Data centers are undergoing a decisive shift towards accelerated computing, driven by the momentum of AIGC. To meet the growing demands of high-performance computing (HPC), artificial intelligence, and expanded infrastructure, there is a clear need to accelerate interconnectivity and deploy smarter network solutions. Against this backdrop, InfiniBand products have emerged as a focal point of industry attention, meticulously addressing these pressing needs.

Basics of InfiniBand

InfiniBand is a high-speed, low-latency interconnect technology primarily used in data centers and high-performance computing (HPC) environments. It provides a high-performance fabric for connecting servers, storage devices, and other network resources within clusters or data centers. Overall, InfiniBand technology offers the following advantages: high speed and scalability, low latency, and low power consumption.

InfiniBand in HPC Networking

In the field of high-performance computing (HPC), high-speed interconnect (HSI) networks play a crucial role in system performance and efficiency. As one of the fastest-developing HSI technologies, InfiniBand offers bandwidth of up to 200Gbps and point-to-point latency of less than 0.6 microseconds, providing robust support for building high-performance computing clusters.

With the high-speed networking capabilities of InfiniBand, HPC systems can effectively combine multiple servers to achieve linear performance scalability. Therefore, the importance of InfiniBand technology in the HPC field is not only reflected in enhancing the performance of computing clusters but also in providing essential support for data centers of different scales, driving the overall development of the HPC ecosystem.

For more information about InfiniBand, please refer to Getting to Know about InfiniBand.

Tips for Choosing InfiniBand Product

InfiniBand products play a crucial role in high-performance computing data centers, and choosing the right products is essential for operational success. Selecting suitable InfiniBand products is paramount for high-performance computing data centers.
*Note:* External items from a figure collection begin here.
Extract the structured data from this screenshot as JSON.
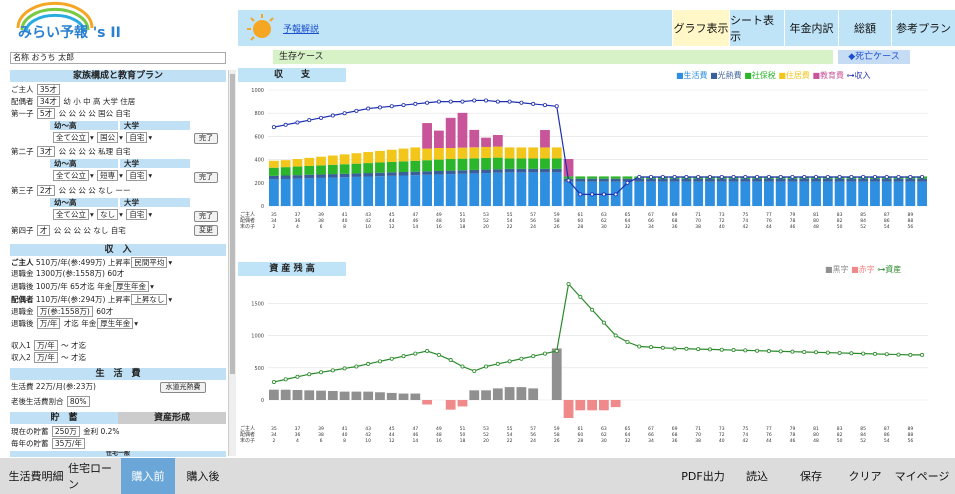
{
  "app": {
    "logo": "みらい予報 's II",
    "accent": "#2a7fd0"
  },
  "nav": {
    "link": "予報解説",
    "buttons": [
      "グラフ表示",
      "シート表示",
      "年金内訳",
      "総額",
      "参考プラン"
    ]
  },
  "cases": {
    "left": "生存ケース",
    "right": "◆死亡ケース"
  },
  "name": {
    "label": "名称",
    "value": "おうち 太郎"
  },
  "family": {
    "title": "家族構成と教育プラン",
    "main": {
      "label": "ご主人",
      "value": "35才"
    },
    "spouse": {
      "label": "配偶者",
      "value": "34才",
      "cols": "幼 小 中 高 大学 住居"
    },
    "child1": {
      "label": "第一子",
      "age": "5才",
      "plan": "公 公 公 公 国公 自宅",
      "sub1": "幼〜高",
      "sub2": "大学",
      "sel1": "全て公立",
      "sel2": "国公",
      "sel3": "自宅",
      "btn": "完了"
    },
    "child2": {
      "label": "第二子",
      "age": "3才",
      "plan": "公 公 公 公 私理 自宅",
      "sub1": "幼〜高",
      "sub2": "大学",
      "sel1": "全て公立",
      "sel2": "短専",
      "sel3": "自宅",
      "btn": "完了"
    },
    "child3": {
      "label": "第三子",
      "age": "2才",
      "plan": "公 公 公 公 なし ーー",
      "sub1": "幼〜高",
      "sub2": "大学",
      "sel1": "全て公立",
      "sel2": "なし",
      "sel3": "自宅",
      "btn": "完了"
    },
    "child4": {
      "label": "第四子",
      "age": "才",
      "plan": "公 公 公 公 なし 自宅",
      "btn": "変更"
    }
  },
  "income": {
    "title": "収　入",
    "main": {
      "label": "ご主人",
      "value": "510万/年(参:499万)",
      "rise_label": "上昇率",
      "rise": "民間平均"
    },
    "main_ret": {
      "label": "退職金",
      "value": "1300万(参:1558万)",
      "age": "60才"
    },
    "main_after": {
      "label": "退職後",
      "value": "100万/年",
      "until": "65才迄",
      "pension_label": "年金",
      "pension": "厚生年金"
    },
    "spouse": {
      "label": "配偶者",
      "value": "110万/年(参:294万)",
      "rise_label": "上昇率",
      "rise": "上昇なし"
    },
    "spouse_ret": {
      "label": "退職金",
      "value": "万(参:1558万)",
      "age": "60才"
    },
    "spouse_after": {
      "label": "退職後",
      "value": "万/年",
      "until": "才迄",
      "pension_label": "年金",
      "pension": "厚生年金"
    },
    "inc1": {
      "label": "収入1",
      "value": "万/年",
      "tilde": "〜",
      "until": "才迄"
    },
    "inc2": {
      "label": "収入2",
      "value": "万/年",
      "tilde": "〜",
      "until": "才迄"
    }
  },
  "living": {
    "title": "生　活　費",
    "cost_label": "生活費",
    "cost": "22万/月(参:23万)",
    "btn": "水道光熱費",
    "old_label": "老後生活費割合",
    "old": "80%"
  },
  "savings": {
    "title": "貯　蓄",
    "title2": "資産形成",
    "cur_label": "現在の貯蓄",
    "cur": "250万",
    "rate_label": "金利",
    "rate": "0.2%",
    "year_label": "毎年の貯蓄",
    "year": "35万/年",
    "more": "住宅一般"
  },
  "bottom": {
    "left": [
      "生活費明細",
      "住宅ローン",
      "購入前",
      "購入後"
    ],
    "right": [
      "PDF出力",
      "読込",
      "保存",
      "クリア",
      "マイページ"
    ]
  },
  "chart1_header": "収　　支",
  "chart2_header": "資 産 残 高",
  "legend1": [
    "■生活費",
    "■光熱費",
    "■社保税",
    "■住居費",
    "■教育費",
    "⊶収入"
  ],
  "legend2": [
    "■黒字",
    "■赤字",
    "⊶資産"
  ],
  "rowlabels": [
    "ご主人",
    "配偶者",
    "末の子"
  ],
  "colors": {
    "living": "#2e8fe0",
    "utility": "#3a5f9a",
    "tax": "#2bb52b",
    "housing": "#f2c61a",
    "edu": "#c8559a",
    "income": "#1e2fb0",
    "black": "#909090",
    "red": "#f08a8a",
    "asset": "#2a8a2a"
  },
  "chart_data": [
    {
      "type": "bar",
      "title": "収　　支",
      "ylim": [
        0,
        1000
      ],
      "categories_age": [
        35,
        36,
        37,
        38,
        39,
        40,
        41,
        42,
        43,
        44,
        45,
        46,
        47,
        48,
        49,
        50,
        51,
        52,
        53,
        54,
        55,
        56,
        57,
        58,
        59,
        60,
        61,
        62,
        63,
        64,
        65,
        66,
        67,
        68,
        69,
        70,
        71,
        72,
        73,
        74,
        75,
        76,
        77,
        78,
        79,
        80,
        81,
        82,
        83,
        84,
        85,
        86,
        87,
        88,
        89,
        90
      ],
      "series": [
        {
          "name": "生活費",
          "values": [
            230,
            233,
            236,
            239,
            242,
            245,
            248,
            251,
            254,
            257,
            260,
            263,
            266,
            269,
            272,
            275,
            278,
            281,
            284,
            287,
            290,
            290,
            290,
            290,
            290,
            210,
            210,
            210,
            210,
            210,
            210,
            210,
            210,
            210,
            210,
            210,
            210,
            210,
            210,
            210,
            210,
            210,
            210,
            210,
            210,
            210,
            210,
            210,
            210,
            210,
            210,
            210,
            210,
            210,
            210,
            210
          ]
        },
        {
          "name": "光熱費",
          "values": [
            30,
            30,
            30,
            30,
            30,
            30,
            30,
            30,
            30,
            30,
            30,
            30,
            30,
            30,
            30,
            30,
            30,
            30,
            30,
            30,
            30,
            30,
            30,
            30,
            30,
            25,
            25,
            25,
            25,
            25,
            25,
            25,
            25,
            25,
            25,
            25,
            25,
            25,
            25,
            25,
            25,
            25,
            25,
            25,
            25,
            25,
            25,
            25,
            25,
            25,
            25,
            25,
            25,
            25,
            25,
            25
          ]
        },
        {
          "name": "社保税",
          "values": [
            70,
            72,
            74,
            76,
            78,
            80,
            82,
            84,
            86,
            88,
            90,
            92,
            94,
            96,
            98,
            100,
            100,
            100,
            100,
            100,
            90,
            90,
            90,
            90,
            90,
            20,
            20,
            20,
            20,
            20,
            20,
            20,
            20,
            20,
            20,
            20,
            20,
            20,
            20,
            20,
            20,
            20,
            20,
            20,
            20,
            20,
            20,
            20,
            20,
            20,
            20,
            20,
            20,
            20,
            20,
            20
          ]
        },
        {
          "name": "住居費",
          "values": [
            60,
            60,
            65,
            70,
            75,
            80,
            85,
            90,
            95,
            100,
            105,
            110,
            115,
            100,
            100,
            95,
            95,
            95,
            95,
            95,
            95,
            95,
            95,
            95,
            95,
            0,
            0,
            0,
            0,
            0,
            0,
            0,
            0,
            0,
            0,
            0,
            0,
            0,
            0,
            0,
            0,
            0,
            0,
            0,
            0,
            0,
            0,
            0,
            0,
            0,
            0,
            0,
            0,
            0,
            0,
            0
          ]
        },
        {
          "name": "教育費",
          "values": [
            0,
            0,
            0,
            0,
            0,
            0,
            0,
            0,
            0,
            0,
            0,
            0,
            0,
            220,
            150,
            260,
            300,
            150,
            80,
            100,
            0,
            0,
            0,
            150,
            0,
            150,
            0,
            0,
            0,
            0,
            0,
            0,
            0,
            0,
            0,
            0,
            0,
            0,
            0,
            0,
            0,
            0,
            0,
            0,
            0,
            0,
            0,
            0,
            0,
            0,
            0,
            0,
            0,
            0,
            0,
            0
          ]
        },
        {
          "name": "収入",
          "values": [
            680,
            700,
            720,
            740,
            760,
            780,
            800,
            820,
            840,
            850,
            860,
            870,
            880,
            890,
            900,
            900,
            900,
            910,
            910,
            900,
            900,
            890,
            880,
            870,
            860,
            220,
            100,
            100,
            100,
            100,
            200,
            250,
            250,
            250,
            250,
            250,
            250,
            250,
            250,
            250,
            250,
            250,
            250,
            250,
            250,
            250,
            250,
            250,
            250,
            250,
            250,
            250,
            250,
            250,
            250,
            250
          ]
        }
      ]
    },
    {
      "type": "bar",
      "title": "資 産 残 高",
      "series": [
        {
          "name": "黒字",
          "values": [
            160,
            160,
            155,
            150,
            145,
            140,
            130,
            130,
            130,
            120,
            110,
            100,
            100,
            0,
            0,
            0,
            0,
            150,
            150,
            180,
            200,
            200,
            180,
            0,
            800,
            0,
            0,
            0,
            0,
            0,
            0,
            0,
            0,
            0,
            0,
            0,
            0,
            0,
            0,
            0,
            0,
            0,
            0,
            0,
            0,
            0,
            0,
            0,
            0,
            0,
            0,
            0,
            0,
            0,
            0,
            0
          ]
        },
        {
          "name": "赤字",
          "values": [
            0,
            0,
            0,
            0,
            0,
            0,
            0,
            0,
            0,
            0,
            0,
            0,
            0,
            -70,
            0,
            -150,
            -100,
            0,
            0,
            0,
            0,
            0,
            0,
            0,
            0,
            -280,
            -160,
            -160,
            -160,
            -110,
            0,
            0,
            0,
            0,
            0,
            0,
            0,
            0,
            0,
            0,
            0,
            0,
            0,
            0,
            0,
            0,
            0,
            0,
            0,
            0,
            0,
            0,
            0,
            0,
            0,
            0
          ]
        },
        {
          "name": "資産",
          "values": [
            280,
            320,
            360,
            400,
            430,
            460,
            490,
            520,
            560,
            600,
            640,
            680,
            720,
            760,
            700,
            620,
            520,
            450,
            520,
            560,
            600,
            640,
            680,
            720,
            760,
            1800,
            1600,
            1400,
            1200,
            1000,
            900,
            830,
            820,
            810,
            800,
            795,
            790,
            785,
            780,
            775,
            770,
            765,
            760,
            755,
            750,
            745,
            740,
            735,
            730,
            725,
            720,
            715,
            710,
            705,
            700,
            700
          ]
        }
      ]
    }
  ]
}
Factors to consider include bandwidth and distance requirements, connectors, budget, compatibility, reliability, and future needs, all of which contribute to choosing the appropriate IB connector.

Regarding InfiniBand network interconnect products: DAC high-speed copper cables provide an economical solution for short-distance high-speed interconnects. AOC active cables utilize optical technology for long-distance data transmission.

Optical modules are typically used for long-distance, high-speed interconnects. Understanding the different product categories, rates, and packaging modules helps make informed decisions, while selecting the right vendor ensures receiving high-quality InfiniBand products that meet performance and budget requirements.

200G Data Centers: Choosing Between QSFP56 and QSFP-DD as the Dominant Standard

With the rapid development of optical communication and the internet, the demand for networks has correspondingly increased, leading to a significant annual growth rate of 50% to 80% in telecom backbone network traffic. To meet user demands, the transmission rates of optical communication have continuously evolved, progressing from 10G, 25G, and 40G to the current 100G, 200G, 400G, and beyond. Currently, there are two main forms of 200G optical modules in the market: 200G QSFP56 and 200G QSFP-DD.

FS offers a full range of next-generation 200G InfiniBand and 200G Ethernet products, including 200G QSFP56 SR4, 200G QSFP56 FR4, 200G QSFP56 LR4, 200G QSFP-DD 2SR4, 200G QSFP56 AOC, 200G QSFP-DD AOC, 200G QSFP56 DAC, and 200G QSFP-DD AOC—both DAC and AOC support “breakout” applications.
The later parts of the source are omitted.